The NRL refused to register the contract of Inglis, however, with auditor Ian Schubert unhappy with the figure Souths were paying Inglis and untrusting of the alleged third party dealings struck. South Sydney had used up all their cap space and had little room to manoeuvre. Rumours circulated that Inglis could end up at Parramatta but it was soon made clear that Inglis was a Rabbitoh and players would be allowed to leave the Redfern club to make room for the Queensland and Australian centre.

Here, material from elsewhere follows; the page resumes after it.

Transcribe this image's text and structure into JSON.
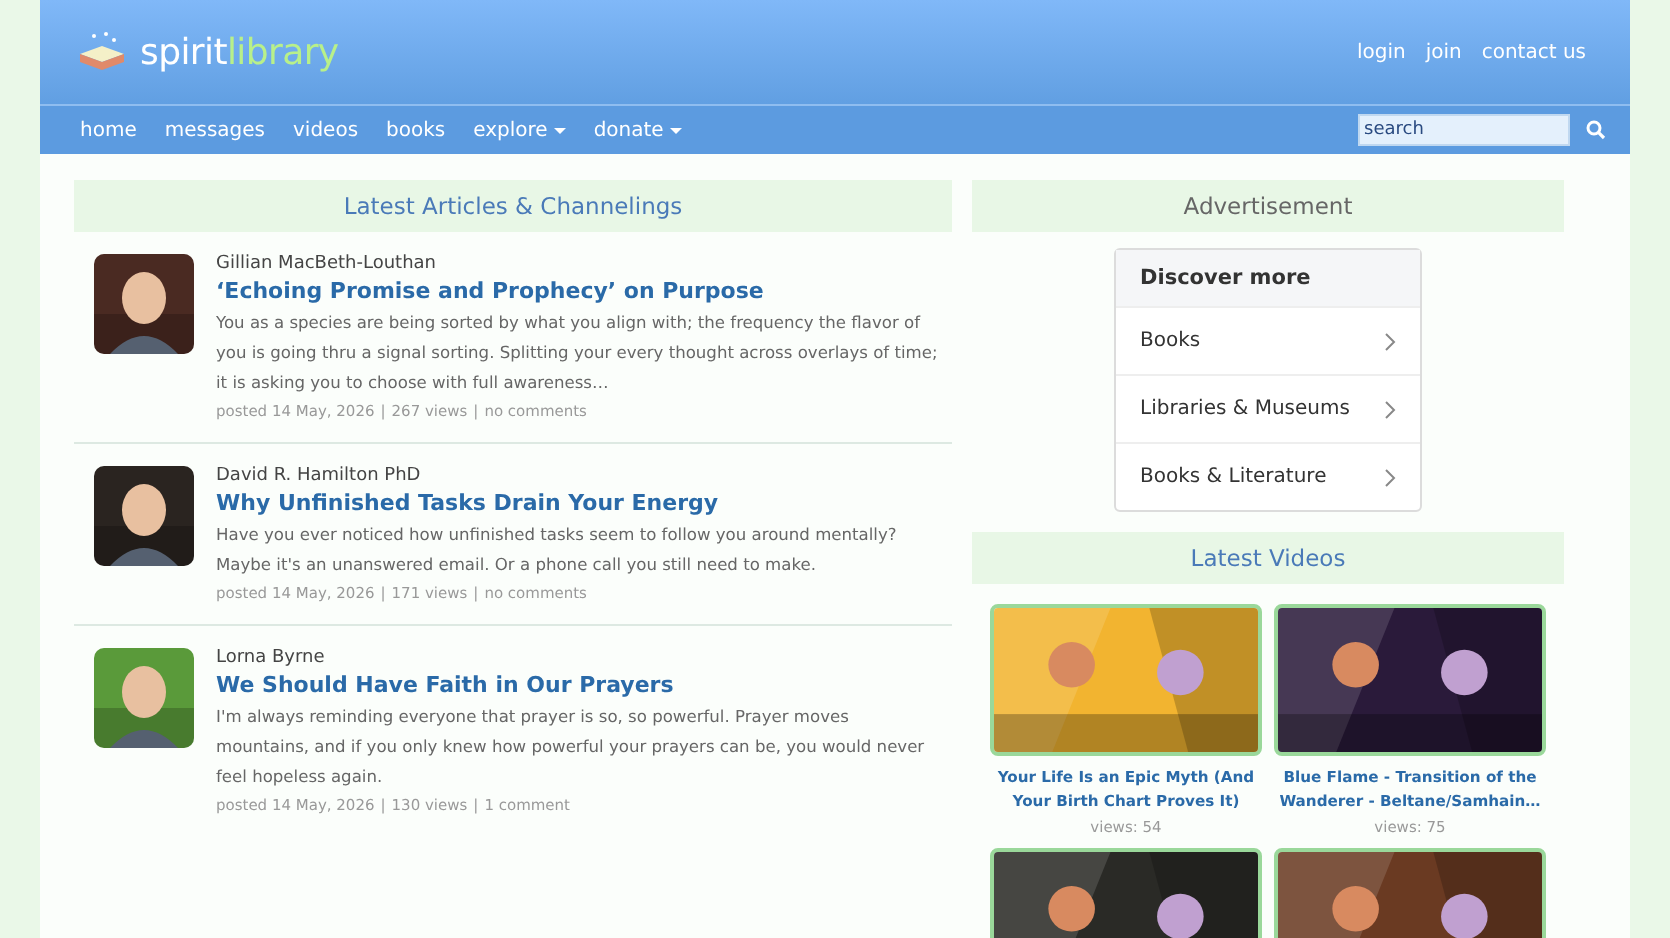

Only one player left with the likes of Roy Asotasi and Michael Crocker never going to get better deals than what they are on at present. That player turned out to be hard running centre Beau Champion, coming off his finest season in first grade where he scored 14 tries. The Storm have almost certainly got the better of this stick with Champion sure to excel under Craig Bellamy while Greg Inglis is sure to continue eating under John Lang.

Champion agreed to terms with the Melbourne Storm, signing a three-year deal reportedly worth $600,000.

The Greg Inglis deal is presumably worth significantly more as the NRL refused to register the original South Sydney contract which had Inglis valued at $190,000.

The mathematics on this simply does not add up.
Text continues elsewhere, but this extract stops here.